A more compact way to solve this problem is by leveraging the bitwise XOR operator.

The XOR (exclusive OR) operator compares corresponding bits of two numbers and returns 1 if the bits are different and 0 if they are the same. This property makes XOR useful for detecting differences in sign bits. In the case of signed integers, the leftmost bit (most significant bit) represents the sign: 0 for positive numbers and 1 for negative numbers. When XOR is applied to two numbers with different signs, the result will have its sign bit set to 1, making it negative. If all numbers share the same sign, the XOR result will be non-negative.

if ( value1 ^ value2 ^ value3 >= 0) {
	// do something here
}

And again, more strict way (for last time, you get the idea :)):

if (
	( value1 ^ value2 ^ value3 >= 0 ) ||
	( value1 == value2 == value3 )
) {
	// do something here
}

This works in JavaScript because numbers are stored as 32-bit integers when performing bitwise operations. However, this method does not work directly with floating-point numbers in Python or Java due to how these languages handle bitwise operations on non-integer types.

Alternative Solutions for Python and Java

Python Approach (Using copysign)

Since floating-point numbers do not support bitwise operations directly, we can use the copysign function from the math module:

from math import copysign

if copysign(1, -value1) == copysign(1, -value2) == copysign(1, -value3):
	// do something here

This method effectively normalizes the sign of each number and compares them directly.

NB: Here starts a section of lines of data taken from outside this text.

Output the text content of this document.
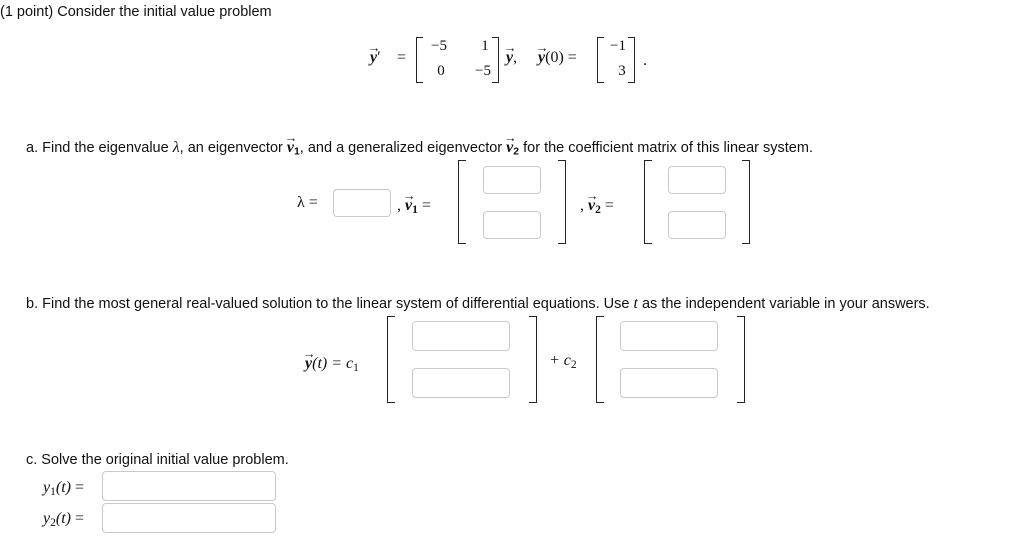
(1 point) Consider the initial value problem
→ y′ =
−5	1
0	−5
→ y, → y(0) =
−1
3
.
a. Find the eigenvalue λ, an eigenvector → $v_1$, and a generalized eigenvector → $v_2$ for the coefficient matrix of this linear system.
λ =	, → $v_1$ =	, → $v_2$ =
b. Find the most general real-valued solution to the linear system of differential equations. Use t as the independent variable in your answers.
→ $y(t) = c_1$	+ $c_2$
c. Solve the original initial value problem.
$y_1(t)$ =
$y_2(t)$ =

Java Approach (Using Raw Integer Bits)

In Java, we can convert floating-point values into their raw integer bit representations before applying XOR:

if ( 
	Float.floatToRawIntBits(value1) ^ 	
	Float.floatToRawIntBits(value2) ^
	Float.floatToRawIntBits(value3) >= 0
) {
	// do something here
}

For double values, we use doubleToRawLongBits instead:

if (
	Double.doubleToRawLongBits(value1) ^ 
	Double.doubleToRawLongBits(value2) ^ 
	Double.doubleToRawLongBits(value3) >= 0
) {
	// do something here
}

Handling Mixed Types

If dealing with a mix of integers, floats, and doubles, the approach remains similar:

if (
	value1 ^ 
	Float.floatToRawIntBits(value2) ^ 
	Double.doubleToRawLongBits(value3) >= 0
) {
	// do something here
}

Conclusion

Although this bitwise approach makes the code slightly longer, it is still more efficient than performing multiple explicit comparisons. Additionally, from an optimization perspective, bitwise operations are generally faster than conditional branching.

By leveraging language-specific techniques, we can ensure the solution works reliably across different programming environments.